S.E.B — Software Engineering with Barrett

Human Rights First Home Page

Labs 32 assigned my team the ‘Human Rights First — Blue Witness’ project. This site looks through twitter and reddit for instances of police use of force on peaceful people. Having multiple sources of reported incidents, this application removes duplicated incident reports and consolidates reporting on Police use of force. With that data, a map is populated with incidents and locations, a timeline of recent incidents is displayed further down on the home page, graphs show different incident trends, and an admin user can approve new incidents and activity for the database.

Landing page for HRF Blue Witness
Graphs displaying incident trends

Inheriting a project and the challenges that come with it

Having inherited a project from a previous team, there were many technologies implemented that are not necessarily best practice. This caused compatibility issues, as well as a learning curve for the team. For some team members, they have never seen these technologies implemented in a project. However, through collaboration, team members who had worked with these programs were able to guide the team members in learning and implementing these technologies.

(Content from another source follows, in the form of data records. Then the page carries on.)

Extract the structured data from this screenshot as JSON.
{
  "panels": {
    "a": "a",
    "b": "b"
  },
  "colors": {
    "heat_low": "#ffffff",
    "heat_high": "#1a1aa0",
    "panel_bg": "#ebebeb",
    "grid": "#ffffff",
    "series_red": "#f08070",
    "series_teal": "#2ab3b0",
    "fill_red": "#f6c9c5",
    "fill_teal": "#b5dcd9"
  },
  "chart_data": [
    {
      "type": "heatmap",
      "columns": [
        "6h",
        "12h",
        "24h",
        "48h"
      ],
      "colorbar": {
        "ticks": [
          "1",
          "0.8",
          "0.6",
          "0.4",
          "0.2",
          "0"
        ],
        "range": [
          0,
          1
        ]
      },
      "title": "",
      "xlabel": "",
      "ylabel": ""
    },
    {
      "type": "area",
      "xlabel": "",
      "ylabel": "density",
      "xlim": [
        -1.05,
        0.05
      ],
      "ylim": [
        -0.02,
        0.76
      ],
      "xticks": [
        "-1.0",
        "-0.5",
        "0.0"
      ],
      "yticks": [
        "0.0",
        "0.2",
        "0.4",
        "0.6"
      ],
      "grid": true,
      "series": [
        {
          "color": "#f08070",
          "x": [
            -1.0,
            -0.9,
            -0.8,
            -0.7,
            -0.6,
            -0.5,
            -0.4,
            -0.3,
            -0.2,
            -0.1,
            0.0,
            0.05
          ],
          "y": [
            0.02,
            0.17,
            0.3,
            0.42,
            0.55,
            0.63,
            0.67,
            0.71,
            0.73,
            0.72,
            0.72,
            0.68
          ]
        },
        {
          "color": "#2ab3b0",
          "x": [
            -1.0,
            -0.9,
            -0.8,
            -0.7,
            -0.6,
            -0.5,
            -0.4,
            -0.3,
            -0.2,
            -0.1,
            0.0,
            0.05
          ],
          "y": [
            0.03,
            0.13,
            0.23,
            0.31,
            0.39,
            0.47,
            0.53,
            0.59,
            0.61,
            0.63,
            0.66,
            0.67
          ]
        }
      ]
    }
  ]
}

Linking the footer to HRF home page and Admin Dashboard
Footer with active links

Once these issues were addressed, the team was able to assign tasks to team members and focus on mission accomplishment. The changes to the code base were primarily styling and responsiveness. Once deployed, not all changes were present. This arose due to using .SCSS. Some work was done on the back end working with the data science department. There were conflicts with the database structures, preventing new incidents to be pushed to the database.

The journey of 1000 steps

After the team worked relentlessly on the product, we have brought a lot of changes to the deployed site. We have added many UI changes including footer, link to parent site, and admin access. To consolidate information, we moved all graph data to a single page and implemented a message if no data is available for searched locations or dates. On the back end there is now capability to delete incidents that were mistakenly pushed to the database. The data science team resolved many issues, some of which were issues of assuming that tables were already initialized, or they ad data, and starting off some aspects as notebooks. Data Science implemented deduplication methods to prevent multiple tweets from being published. Finally they made it possible for twitter data to be merged into approved incidents.

The future of this project is bright. There are still some stylistic updates that need to be implemented, however a team will be able to achieve these with standard effort. As of now admin users still have manual editing of incidents. This can be automated with machine learning and more data science engineering. We have got the site functioning from our data base, and all required features have been implemented. This project is important not only for us as developers, but will provide real world services. I am excited to see this project go public!